The Bear Case: AI accelerates automation in organised services faster than new roles absorb displaced workers. The hardest hit are semi-skilled, semi-urban workers—people who left agriculture, entered organised employment, and now face a second displacement with fewer safety nets. India’s Economic Survey 2023-24 flagged routine cognitive service roles as facing considerable contraction from GenAI. If gains accrue primarily to highly skilled workers, inequality widens rather than compresses.
In my view, the Bull Case is the more likely 10-year outcome. The Bear Case could still be in play for the next three years for specific cohorts unless government and industry move deliberately on retraining. The difference between the two paths is not the technology. It is the institutional response and the speed at which Indic AI tools reach workers before displacement overtakes opportunity.

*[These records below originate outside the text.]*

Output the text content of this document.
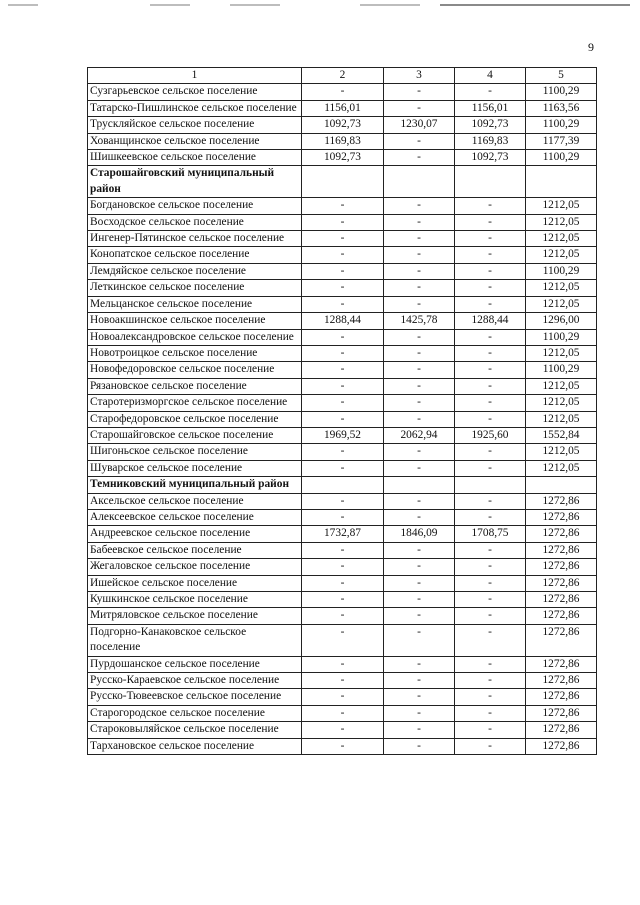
9
1	2	3	4	5
Сузгарьевское сельское поселение	-	-	-	1100,29
Татарско-Пишлинское сельское поселение	1156,01	-	1156,01	1163,56
Трускляйское сельское поселение	1092,73	1230,07	1092,73	1100,29
Хованщинское сельское поселение	1169,83	-	1169,83	1177,39
Шишкеевское сельское поселение	1092,73	-	1092,73	1100,29
Старошайговский муниципальный район				
Богдановское сельское поселение	-	-	-	1212,05
Восходское сельское поселение	-	-	-	1212,05
Ингенер-Пятинское сельское поселение	-	-	-	1212,05
Конопатское сельское поселение	-	-	-	1212,05
Лемдяйское сельское поселение	-	-	-	1100,29
Леткинское сельское поселение	-	-	-	1212,05
Мельцанское сельское поселение	-	-	-	1212,05
Новоакшинское сельское поселение	1288,44	1425,78	1288,44	1296,00
Новоалександровское сельское поселение	-	-	-	1100,29
Новотроицкое сельское поселение	-	-	-	1212,05
Новофедоровское сельское поселение	-	-	-	1100,29
Рязановское сельское поселение	-	-	-	1212,05
Старотеризморгское сельское поселение	-	-	-	1212,05
Старофедоровское сельское поселение	-	-	-	1212,05
Старошайговское сельское поселение	1969,52	2062,94	1925,60	1552,84
Шигоньское сельское поселение	-	-	-	1212,05
Шуварское сельское поселение	-	-	-	1212,05
Темниковский муниципальный район				
Аксельское сельское поселение	-	-	-	1272,86
Алексеевское сельское поселение	-	-	-	1272,86
Андреевское сельское поселение	1732,87	1846,09	1708,75	1272,86
Бабеевское сельское поселение	-	-	-	1272,86
Жегаловское сельское поселение	-	-	-	1272,86
Ишейское сельское поселение	-	-	-	1272,86
Кушкинское сельское поселение	-	-	-	1272,86
Митряловское сельское поселение	-	-	-	1272,86
Подгорно-Канаковское сельское поселение	-	-	-	1272,86
Пурдошанское сельское поселение	-	-	-	1272,86
Русско-Караевское сельское поселение	-	-	-	1272,86
Русско-Тювеевское сельское поселение	-	-	-	1272,86
Старогородское сельское поселение	-	-	-	1272,86
Староковыляйское сельское поселение	-	-	-	1272,86
Тархановское сельское поселение	-	-	-	1272,86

India has never before arrived at a major technology inflection with genuine infrastructure strength. We have the identity layer, the payments layer, the data-sharing framework, and a public system that touches every citizen. What we have lacked, in every prior cycle, is the interface layer—that is the last mile between a digital system and the person who needs it most. For three decades, that last mile was guarded by a requirement so basic it was invisible: you had to be able to read. Voice AI in Indian languages removes that requirement permanently. It is patient, vernacular, requires no instruction manual, and costs almost nothing to scale
The opportunity is not the transition for the 150 million Indians who are already digitally fluent. They have found their way. It is the next 500 million who represent the largest untapped market for applied AI on the planet. For the first time in a technology cycle, India is not late to the wave. It will not be easy but there is a generational opportunity to use AI to rethink core barriers to education, jobs, health and prosperity for all Indians. Are we willing to invest and bet on ourselves to take on this challenge?
(The author is Managing Director at Arkam Ventures. Views are personal.)